Quite possibly, but the very fact that they could get so confused over their own company name does not do anything to inspire confidence that they had the competence to get other, more technical, things correct. This was reinforced by them then continually referring to my phone losing signal as it going into airplane mode (it wasn't, and I did patiently explain to them that I still had a wifi connection, so airplane mode wasn't it). This was one of the many WTFs I endured whilst I was a customer for them, I'm just glad now I no longer have to deal with such a useless company.

 

Cassidy

@ASheridan said:

This was reinforced by them then continually referring to my phone losing signal as it going into airplane mode

 

Only one cure for association fallacy: ClueBat.

This goes double for computer store droids that keep "correcting" me with the "system" disk? We call that the "C: drive", and those refer to PC power cables (terminating in IEC connectors) "kettle leads".

Zemm

@ekolis said:

Or just that it's incredibly rude of them to rack up your airtime charges with phone company business?

 

All but a few countries have incoming free on mobile phones. So they are just wasting battery.

@Cassidy said:

@Zemm said:

Most ISP reps (IME of living in NZ) know their basic competitors.

FTFY

NZ? I've never even visited New Zealand!

@boh said:

@ASheridan said:

They phoned and immediately said they were from Three G. Now, there's a signal type called 3G, or their parent company called Hutchinson 3G, but no company called Three G, which I pointed out to them.

Over here, they call themselves "3", but the company name is actually Hi3G

 

And here Vodafone and Hutchison have merged and they are phasing out the "3" brand. Still a lot of Vodafail around though, even though they seem to have the most amount of spectrum of all the carriers. Vodafone is the worst of the three mobile phone companies in Australia, in all respects: coverage, call dropouts, data speed, customer service and even price these days! They don't even have an LTE network yet, while the other two do (albeit limited).

Cassidy

@Zemm said:

NZ? I've never even visited New Zealand!

 

Bollocks, I thought you were NZ rather than AU for some reason.
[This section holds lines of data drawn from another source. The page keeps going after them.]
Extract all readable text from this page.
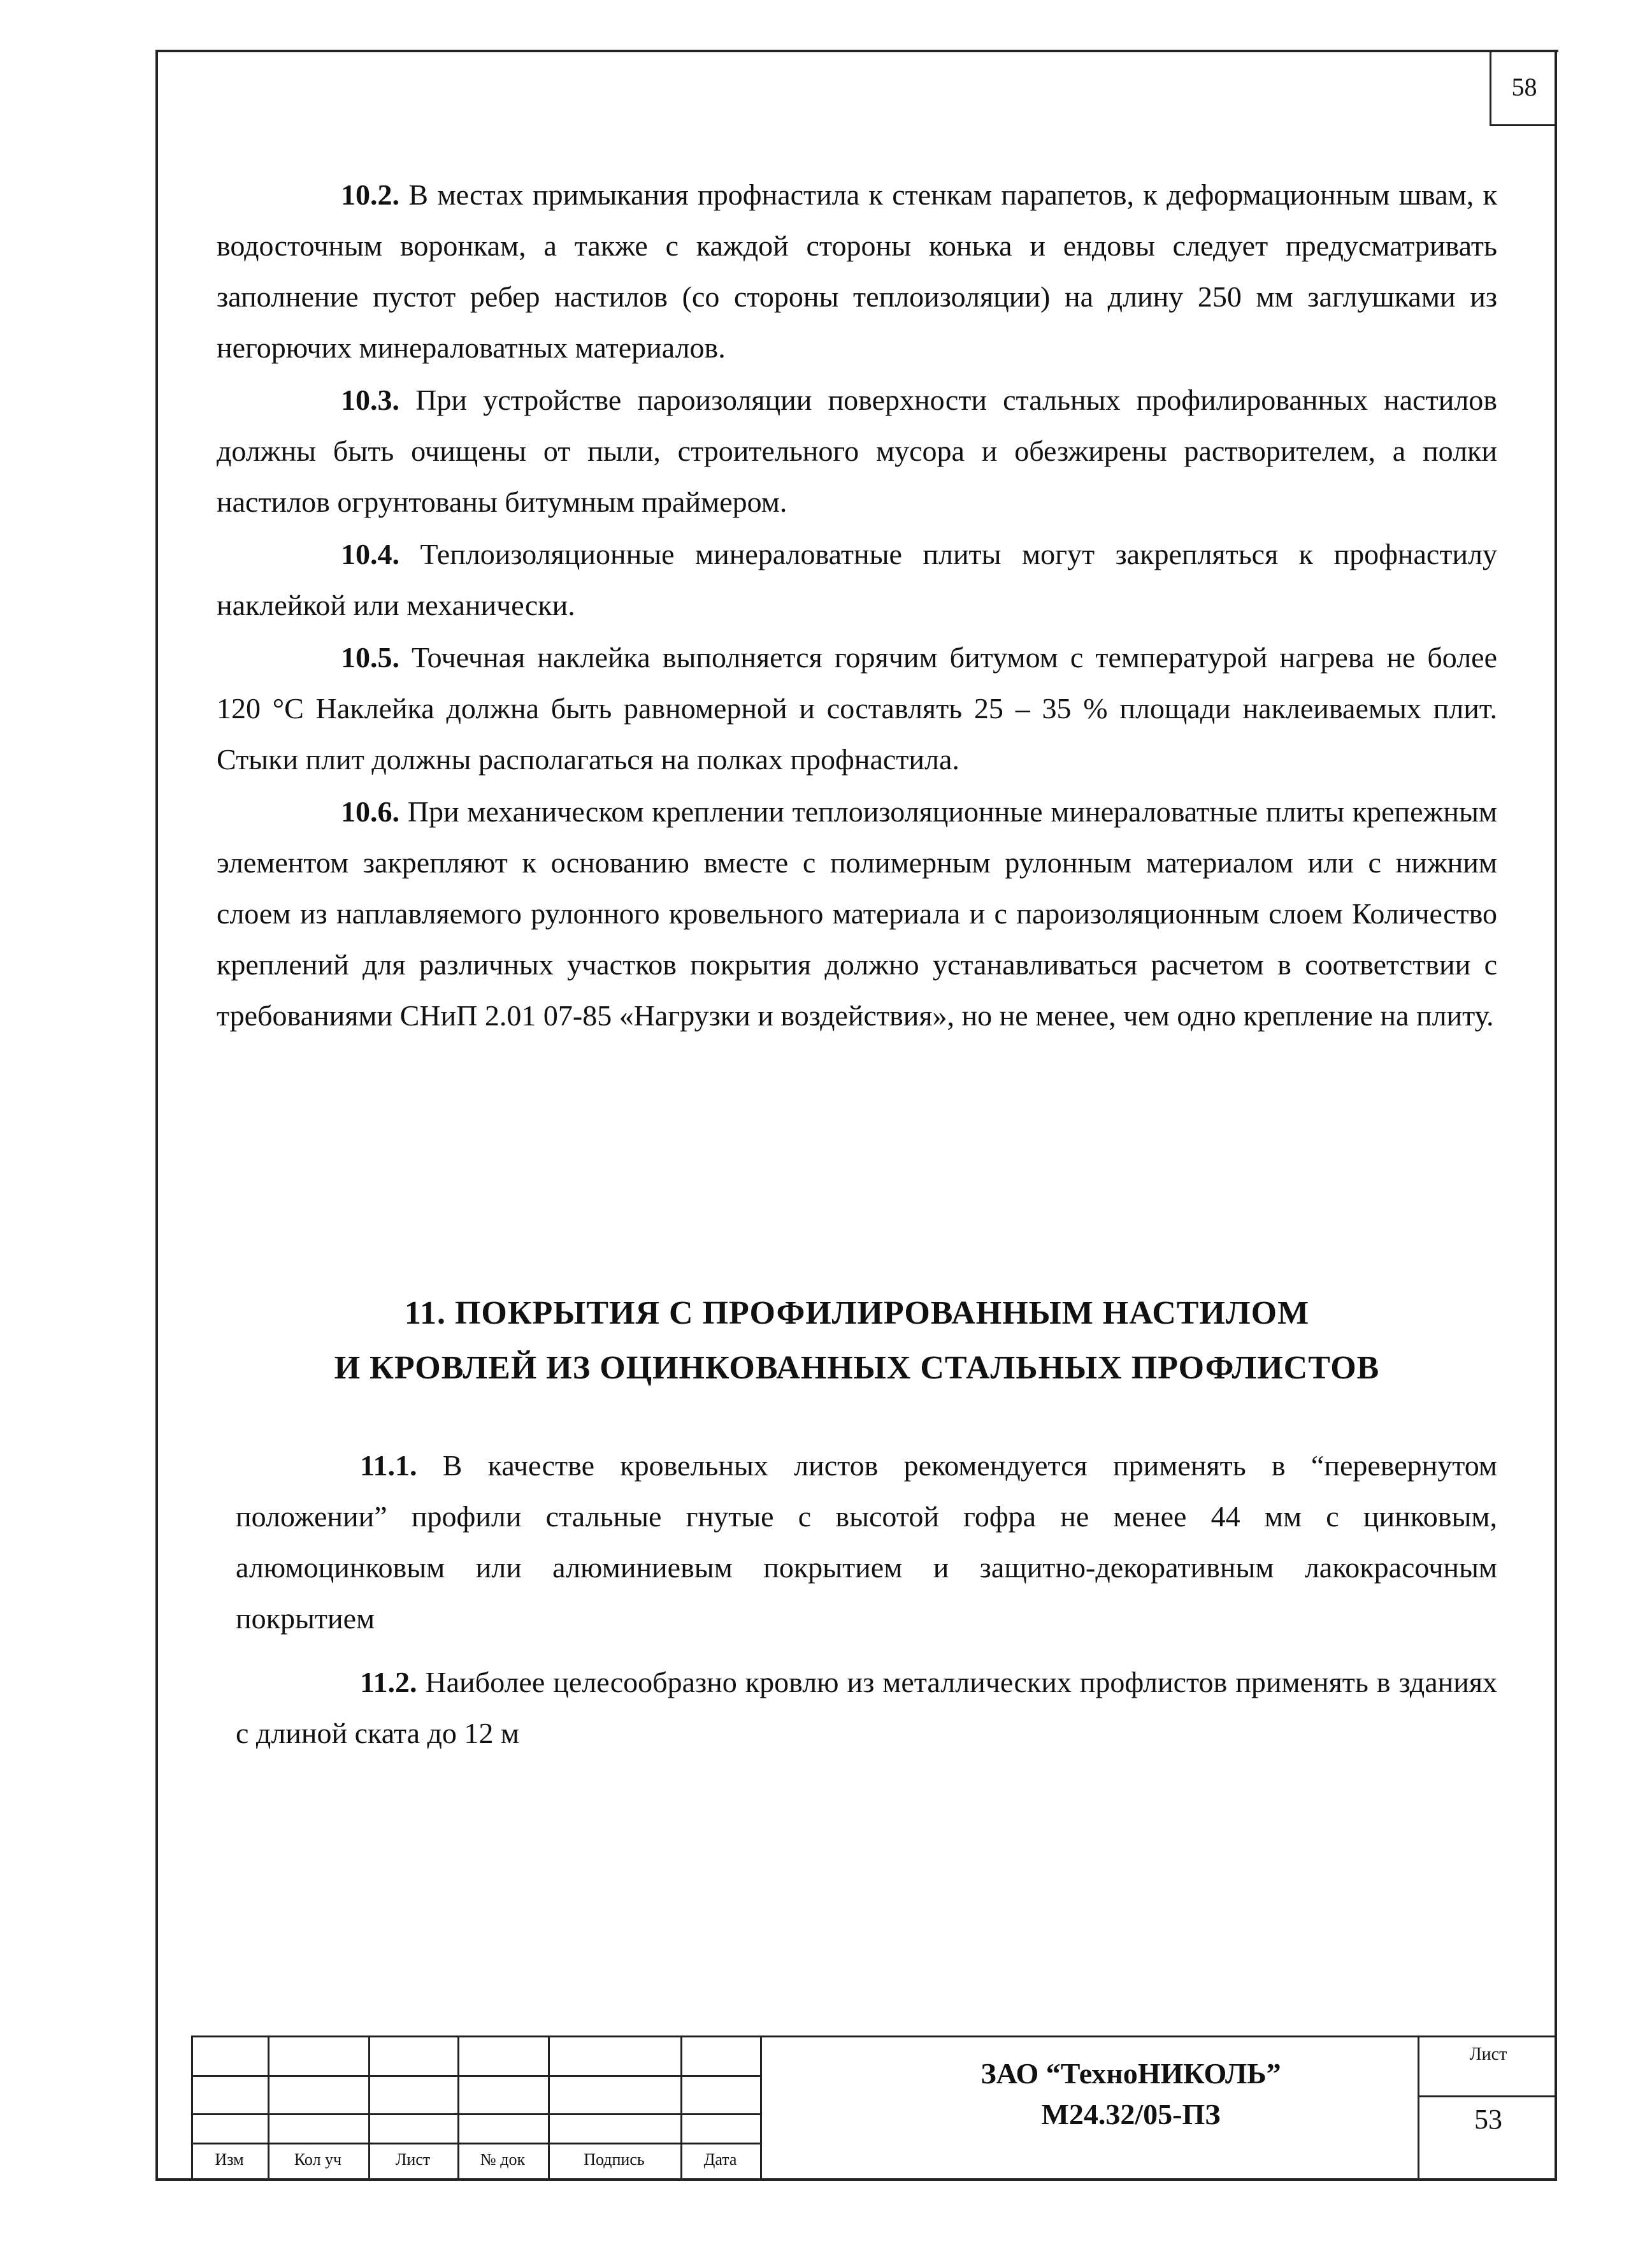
58

10.2. В местах примыкания профнастила к стенкам парапетов, к деформационным швам, к водосточным воронкам, а также с каждой стороны конька и ендовы следует предусматривать заполнение пустот ребер настилов (со стороны теплоизоляции) на длину 250 мм заглушками из негорючих минераловатных материалов.

10.3. При устройстве пароизоляции поверхности стальных профилированных настилов должны быть очищены от пыли, строительного мусора и обезжирены растворителем, а полки настилов огрунтованы битумным праймером.

10.4. Теплоизоляционные минераловатные плиты могут закрепляться к профнастилу наклейкой или механически.

10.5. Точечная наклейка выполняется горячим битумом с температурой нагрева не более 120 °С Наклейка должна быть равномерной и составлять 25 – 35 % площади наклеиваемых плит. Стыки плит должны располагаться на полках профнастила.

10.6. При механическом креплении теплоизоляционные минераловатные плиты крепежным элементом закрепляют к основанию вместе с полимерным рулонным материалом или с нижним слоем из наплавляемого рулонного кровельного материала и с пароизоляционным слоем Количество креплений для различных участков покрытия должно устанавливаться расчетом в соответствии с требованиями СНиП 2.01 07-85 «Нагрузки и воздействия», но не менее, чем одно крепление на плиту.

11. ПОКРЫТИЯ С ПРОФИЛИРОВАННЫМ НАСТИЛОМ
И КРОВЛЕЙ ИЗ ОЦИНКОВАННЫХ СТАЛЬНЫХ ПРОФЛИСТОВ

11.1. В качестве кровельных листов рекомендуется применять в “перевернутом положении” профили стальные гнутые с высотой гофра не менее 44 мм с цинковым, алюмоцинковым или алюминиевым покрытием и защитно-декоративным лакокрасочным покрытием

11.2. Наиболее целесообразно кровлю из металлических профлистов применять в зданиях с длиной ската до 12 м

Изм	Кол уч	Лист	№ док	Подпись	Дата
ЗАО “ТехноНИКОЛЬ”
М24.32/05-ПЗ
Лист
53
My bad.

(I even thought "don't get them mixed up, it's quite insulting to many of the natives there". Doh with a capital "F".)

Lorne Kates

@Ibix said:

Virgin Media

 

Oh, you mean the same Virgin where you can [url="http://www.virginmobile.ca/en/members-lounge/index.html?itcid=NAV:31"]log into an account[/url] using a subscriber's phone number (known, public information) as the username, and a forced 4-digit PIN as the password?

I haven't tried it, but I would hazard a guess that their anti-brute force technology is a cookie.  It might even be an HTTP cookie.